Wenn Verwandte zu Mördern würden, sei das Argument der verletzten Ehre nur die «nachgeordnete Legitimation eines Tötungsdelikts», sagte Schröter am Dienstag auf Anfrage. «Das ist aber beileibe kein islamisches Konzept – das muss man ganz deutlich trennen.» Muslime distanzierten sich zu Recht davon, wenn solche Taten mit ihrer Religion in Verbindung gebracht würden. Im Islam sei zwar außerehelicher Sex verboten, das habe aber nichts mit Ehre zu tun und legitimiere auch keine Tötung. «Es gibt weder im Koran noch in den islamischen Überlieferungen irgendetwas, was einen “Ehrenmord” rechtfertigt.»
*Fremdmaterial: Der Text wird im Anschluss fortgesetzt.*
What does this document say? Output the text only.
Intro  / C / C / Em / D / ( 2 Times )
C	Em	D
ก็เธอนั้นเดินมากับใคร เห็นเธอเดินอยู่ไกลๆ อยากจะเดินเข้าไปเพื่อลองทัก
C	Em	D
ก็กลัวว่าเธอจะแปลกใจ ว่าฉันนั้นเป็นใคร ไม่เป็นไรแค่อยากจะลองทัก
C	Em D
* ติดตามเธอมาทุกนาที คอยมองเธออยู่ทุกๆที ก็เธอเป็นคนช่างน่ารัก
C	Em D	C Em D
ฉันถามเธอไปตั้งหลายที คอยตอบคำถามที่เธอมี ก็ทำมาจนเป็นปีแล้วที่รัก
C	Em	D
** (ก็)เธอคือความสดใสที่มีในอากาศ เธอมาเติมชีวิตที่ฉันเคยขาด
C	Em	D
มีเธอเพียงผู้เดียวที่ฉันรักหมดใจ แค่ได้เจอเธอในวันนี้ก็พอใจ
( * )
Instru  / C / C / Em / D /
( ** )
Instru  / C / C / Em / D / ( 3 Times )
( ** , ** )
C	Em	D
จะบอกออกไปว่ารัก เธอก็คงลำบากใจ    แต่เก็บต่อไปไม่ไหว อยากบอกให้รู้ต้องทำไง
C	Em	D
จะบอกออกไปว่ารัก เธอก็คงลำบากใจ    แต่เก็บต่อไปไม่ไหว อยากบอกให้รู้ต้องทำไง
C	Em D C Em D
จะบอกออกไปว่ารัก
«Das ist eher eine kulturelle Geschichte», sagte Schröter, die auch Direktorin des Instituts für Ethnologie der Frankfurter Goethe-Universität ist, «das kommt allein aus der Tradition.» In einigen Gesellschaften gebe es die Vorstellung, dass das Ansehen einer Familie abhängig ist von der Kontrolle der Sexualität ihrer weiblichen Mitglieder. «Die Ehre einer ganzen Familie liegt zwischen den Beinen der Frauen.» Ein «Verbindungsglied» zwischen einem solchen Ehrbegriff und dem Islam gebe es aber doch, sagte Schröter: «Man muss sich fragen, ob nicht die strikte Befolgung islamischer Sexualvorstellungen und die starke Geschlechtertrennung nicht den Boden bereiten für solche Handlungen, dass sich islamische Vorstellungen mit traditionellen Vorstellungen vor solchen Taten vermischen.»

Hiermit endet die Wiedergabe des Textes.